In 1979, Vietnam invaded Cambodia. The Khmer Rouge responded to the attack by arming orphans like Arn and sending them into battle. Most of the children did not survive. Arn not only survived but also found a way to escape in the confusion of battle. He eventually reached a refugee camp in Thailand. There, Peter Pond, a Lutheran minister and an American aid worker, befriended and later adopted him along with several other orphans. Help students place the story in a geographical perspective, by asking them to locate Cambodia on a world map and then trace Chorn-Pond's journey from Cambodia to Thailand to the United States on a world map.

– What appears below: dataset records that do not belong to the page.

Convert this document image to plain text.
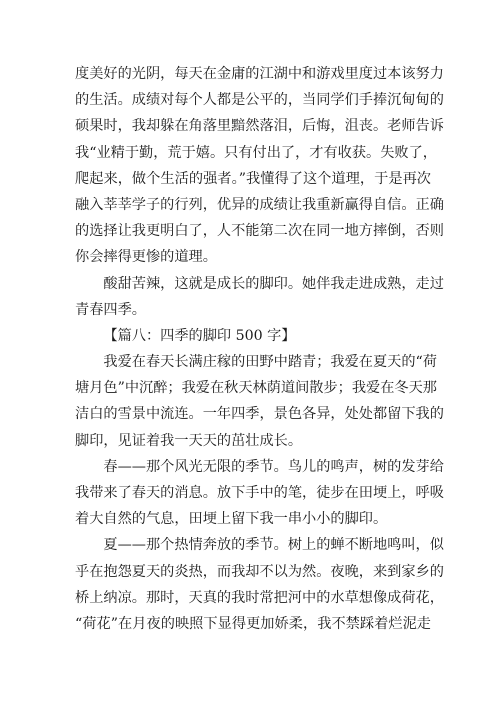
度美好的光阴，每天在金庸的江湖中和游戏里度过本该努力
的生活。成绩对每个人都是公平的，当同学们手捧沉甸甸的
硕果时，我却躲在角落里黯然落泪，后悔，沮丧。老师告诉
我“业精于勤，荒于嬉。只有付出了，才有收获。失败了，
爬起来，做个生活的强者。”我懂得了这个道理，于是再次
融入莘莘学子的行列，优异的成绩让我重新赢得自信。正确
的选择让我更明白了，人不能第二次在同一地方摔倒，否则
你会摔得更惨的道理。
酸甜苦辣，这就是成长的脚印。她伴我走进成熟，走过
青春四季。
【篇八：四季的脚印 500 字】
我爱在春天长满庄稼的田野中踏青；我爱在夏天的“荷
塘月色”中沉醉；我爱在秋天林荫道间散步；我爱在冬天那
洁白的雪景中流连。一年四季，景色各异，处处都留下我的
脚印，见证着我一天天的茁壮成长。
春——那个风光无限的季节。鸟儿的鸣声，树的发芽给
我带来了春天的消息。放下手中的笔，徒步在田埂上，呼吸
着大自然的气息，田埂上留下我一串小小的脚印。
夏——那个热情奔放的季节。树上的蝉不断地鸣叫，似
乎在抱怨夏天的炎热，而我却不以为然。夜晚，来到家乡的
桥上纳凉。那时，天真的我时常把河中的水草想像成荷花，
“荷花”在月夜的映照下显得更加娇柔，我不禁踩着烂泥走
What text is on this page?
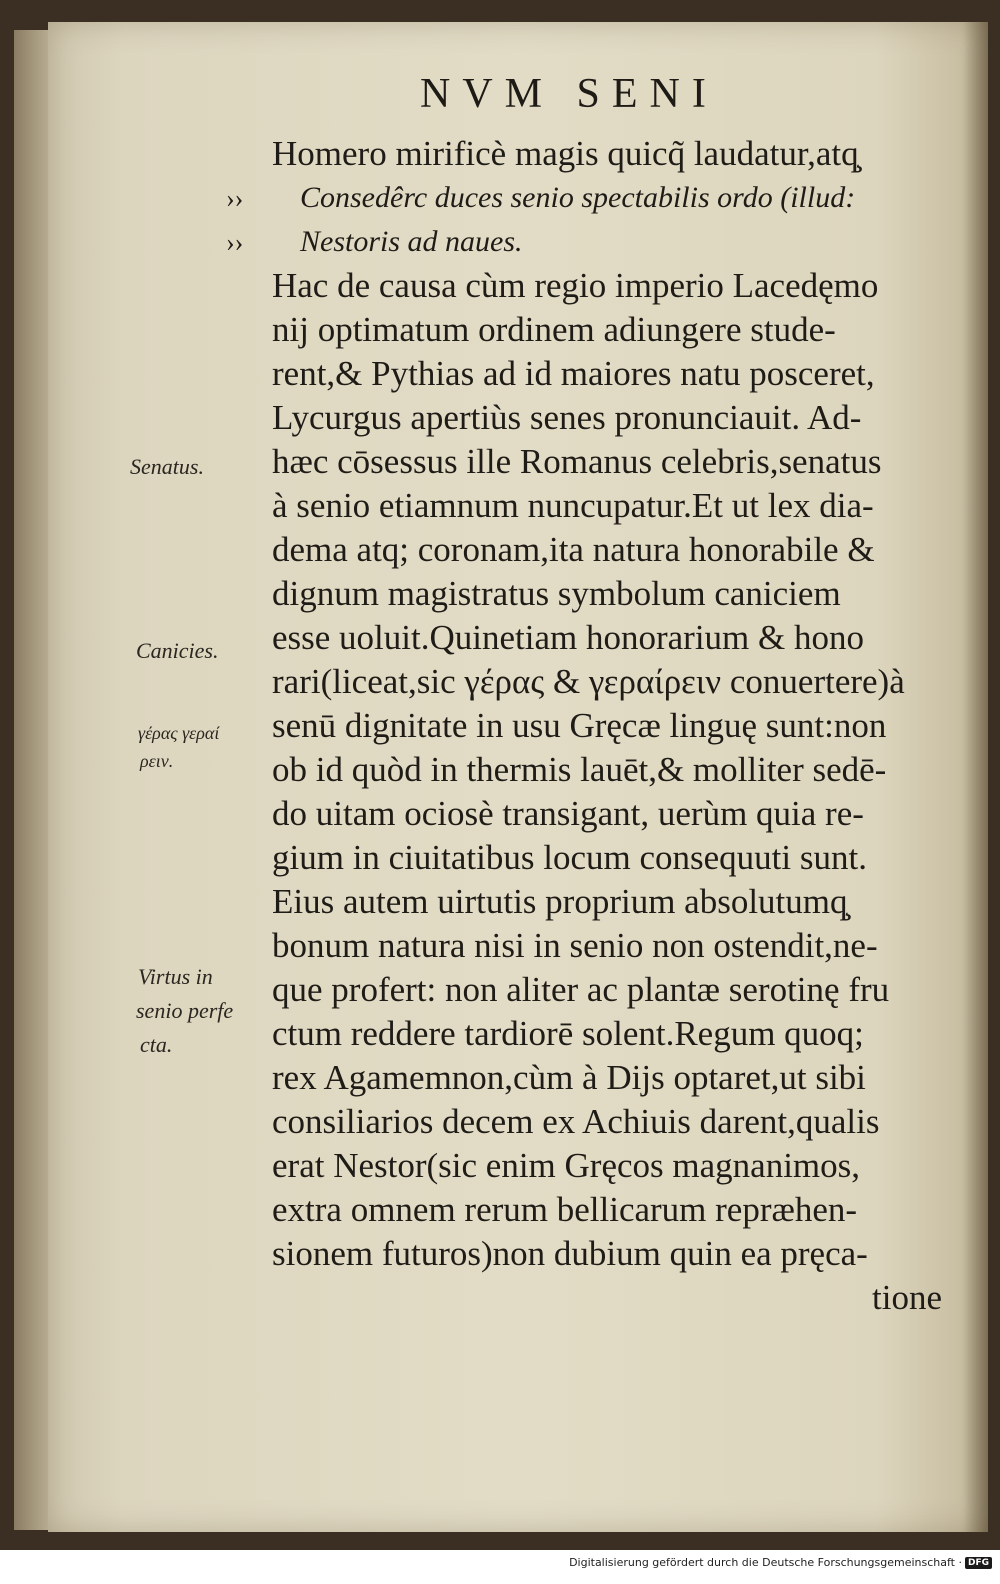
NVM SENI
››
››
Homero mirificè magis quicq̃ laudatur,atq̧
Consedêrc duces senio spectabilis ordo (illud:
Nestoris ad naues.
Hac de causa cùm regio imperio Lacedęmo
nij optimatum ordinem adiungere stude-
rent,& Pythias ad id maiores natu posceret,
Lycurgus apertiùs senes pronunciauit. Ad-
hæc cōsessus ille Romanus celebris,senatus
à senio etiamnum nuncupatur.Et ut lex dia-
dema atq; coronam,ita natura honorabile &
dignum magistratus symbolum caniciem
esse uoluit.Quinetiam honorarium & hono
rari(liceat,sic γέρας & γεραίρειν conuertere)à
senū dignitate in usu Gręcæ linguę sunt:non
ob id quòd in thermis lauēt,& molliter sedē-
do uitam ociosè transigant, uerùm quia re-
gium in ciuitatibus locum consequuti sunt.
Eius autem uirtutis proprium absolutumq̧
bonum natura nisi in senio non ostendit,ne-
que profert: non aliter ac plantæ serotinę fru
ctum reddere tardiorē solent.Regum quoq;
rex Agamemnon,cùm à Dijs optaret,ut sibi
consiliarios decem ex Achiuis darent,qualis
erat Nestor(sic enim Gręcos magnanimos,
extra omnem rerum bellicarum repræhen-
sionem futuros)non dubium quin ea pręca-
tione
Senatus.
Canicies.
γέρας γεραί
ρειν.
Virtus in
senio perfe
cta.
Digitalisierung gefördert durch die Deutsche Forschungsgemeinschaft · DFG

As the film opens, Chorn-Pond is seen playing the flute. In a voice-over, he recalls how important the flute was to his survival. Invite students to use their journals to record how they view the role of music in a society. How important is it to personal identity? How important is it to national identity?
Reflections
After watching The Flute Player, invite students to use their journals or notebooks to answer one or more of the following questions:
- What incidents in the film helped you understand what motivates Arn Chorn Pond's work?
- What do you remember best about the film? What individuals, images, or events stand out?

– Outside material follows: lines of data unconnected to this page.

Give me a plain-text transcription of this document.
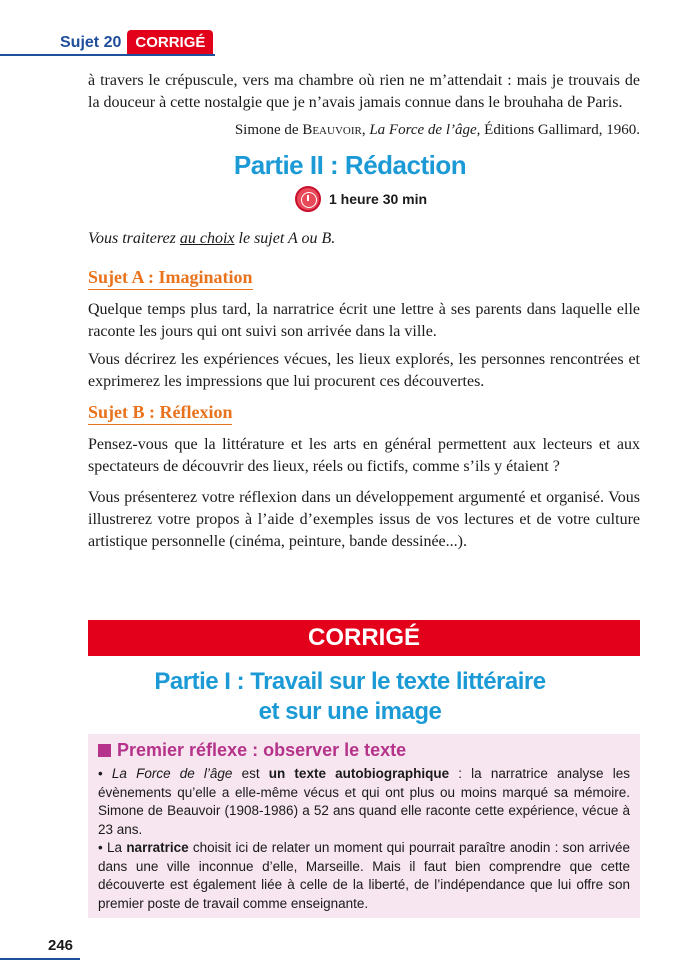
Sujet 20 CORRIGÉ

à travers le crépuscule, vers ma chambre où rien ne m’attendait : mais je trouvais de la douceur à cette nostalgie que je n’avais jamais connue dans le brouhaha de Paris.

Simone de Beauvoir, La Force de l’âge, Éditions Gallimard, 1960.

Partie II : Rédaction
1 heure 30 min

Vous traiterez au choix le sujet A ou B.

Sujet A : Imagination

Quelque temps plus tard, la narratrice écrit une lettre à ses parents dans laquelle elle raconte les jours qui ont suivi son arrivée dans la ville.

Vous décrirez les expériences vécues, les lieux explorés, les personnes rencontrées et exprimerez les impressions que lui procurent ces découvertes.

Sujet B : Réflexion

Pensez-vous que la littérature et les arts en général permettent aux lecteurs et aux spectateurs de découvrir des lieux, réels ou fictifs, comme s’ils y étaient ?

Vous présenterez votre réflexion dans un développement argumenté et organisé. Vous illustrerez votre propos à l’aide d’exemples issus de vos lectures et de votre culture artistique personnelle (cinéma, peinture, bande dessinée...).

CORRIGÉ
Partie I : Travail sur le texte littéraire
et sur une image
Premier réflexe : observer le texte

• La Force de l’âge est un texte autobiographique : la narratrice analyse les évènements qu’elle a elle-même vécus et qui ont plus ou moins marqué sa mémoire. Simone de Beauvoir (1908-1986) a 52 ans quand elle raconte cette expérience, vécue à 23 ans.

• La narratrice choisit ici de relater un moment qui pourrait paraître anodin : son arrivée dans une ville inconnue d’elle, Marseille. Mais il faut bien comprendre que cette découverte est également liée à celle de la liberté, de l’indépendance que lui offre son premier poste de travail comme enseignante.

246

- What role does music play in Arn's journey?
Ask students to share their observations with a partner. Was everyone struck by the same images and events? The same stories? How do you account for differences?
How is traditional music used in this documentary to establish mood? To introduce the audience to Arn Chorn Pond and other musicians? How would the documentary be different if the music were omitted? What does it add to the story? Why do you think the Khmer Rouge targeted musicians and other artists in their attempt to rebuild Cambodian society?
Teaching Strategies
- There are scenes in every film that offer viewers insights into a character
or an event. Ask students to read aloud one such scene from The Flute Player (Reproducible
2- Download PDF). Have partners take turns reading Arn's words and those
of the former child soldier. What does the meeting seem to mean to Chorn Pond?
To the former soldier? How does the scene help us understand what Chorn Pond
means when he tells people, "Somehow sharing the pain has been the way in which
I could find myself again and commit myself to the world"?
If time permits, invite students to work in small groups to identity other scenes
that offer insights into Chorn Pond, the various people he encounters, or the
music. Ask each group to explain the significance of the scene they chose to
the class as a whole.
- Judith Thompson is an activist who with Arn Chorn-Pond founded Children of War, a group that helped young refugees heal by confronting their past. She believes that one path to healing after the kind of pain and terror Chorn-Pond experienced is by telling the story. In the film, he is shown doing so in a variety of settings. What does he learn from these experiences? Thompson also believes that it is important to find an ally on the path of healing. She told an interviewer, "It really doesn't matter who it is, as long as there is sense of connectedness to a person or people over time who are walking that path with you." Who are the people who have helped Arn Chorn-Pond "walk the path"? Thompson believes that for some people there is another element in healing that she calls the "survivor mission." These people use the experience of pain and suffering to reach and teach others. She describes Arn Chorn-Pond as such a person. Ask students to find examples of that mission in the film. How does Chorn-Pond describe that mission? How does it shape his identity? How does it help him deal with his pain?